As the sphere blinked into existence, it trapped Rasputin’s outstretched head inside it and snicked it off cleanly. With a whisper, the fields vanished along with the sphere, and I was back on the floor of the Ready Room. Rasputin’s head fell from its position in mid-air, hitting the floor in front of me with a dry crack.

Boss Teegan stared at me wide-eyed from behind her protective barrier. “Another severed head, Musick?” she asked incredulously. “We’ve only just finished cleaning up the first one.”

“Keep an eye on this one,” I replied, “or it’s liable to come back and bite you.”

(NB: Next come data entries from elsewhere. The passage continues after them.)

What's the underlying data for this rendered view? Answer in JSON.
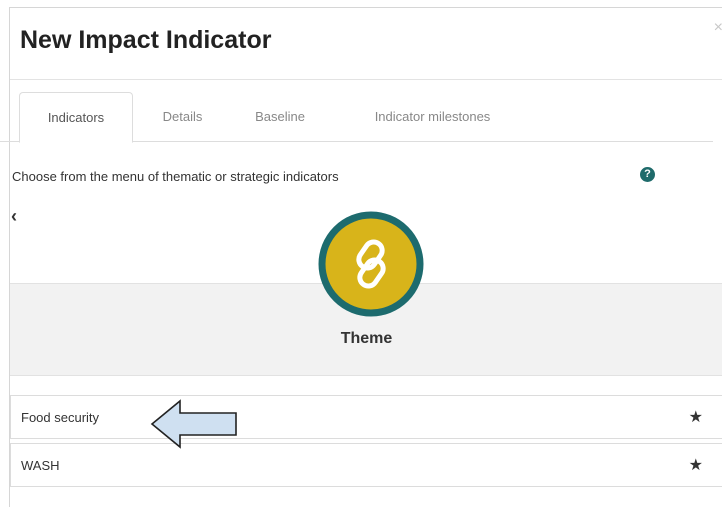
{
  "modal": {
    "title": "New Impact Indicator",
    "close_label": "×"
  },
  "tabs": [
    {
      "label": "Indicators",
      "active": true
    },
    {
      "label": "Details",
      "active": false
    },
    {
      "label": "Baseline",
      "active": false
    },
    {
      "label": "Indicator milestones",
      "active": false
    }
  ],
  "help": {
    "text": "Choose from the menu of thematic or strategic indicators",
    "icon_glyph": "?"
  },
  "back": {
    "glyph": "‹"
  },
  "theme": {
    "label": "Theme",
    "icon": "link-icon"
  },
  "items": [
    {
      "label": "Food security",
      "star": "★"
    },
    {
      "label": "WASH",
      "star": "★"
    }
  ],
  "colors": {
    "theme_circle_fill": "#d8b41a",
    "theme_circle_ring": "#1d6b6e",
    "help_icon": "#1f6b6b",
    "arrow_fill": "#cfe0f1",
    "arrow_stroke": "#222222"
  }
}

“Do you have it?” she asked greedily.

No “how was your trip?” or “what bloodcurdling abomination was trying to grab you just then?” With a sigh, I held aloft my prize. “Cherub with chariot,” I announced. “One of the lost Fabergé eggs custom-crafted for Empress Alexandra the last Tsarina of Russia. Found in the funky front room of her long-lived advisor Grigori Rasputin, and at my considerable peril, I might add. You know, if you want these trips to go more smoothly, I would greatly benefit from some sort of preliminary briefing to inform me…”

“The serum, Musick. Where is the serum?” she interrupted.

“The…”

“The serum!” she screamed. “It was the most valuable thing in the farmhouse!”

“And it’s not…?” I looked down at the beautifully detailed egg.

Boss Teegan threw her hands up and growled with exasperation. “Guards!” she bellowed. As she turned away, I covertly pocketed the glass vial that was still clenched tightly in my fist.

The door of the Ready Room whirred open, and for the second time that day, evil hands gripped me and pulled me unwillingly to my feet.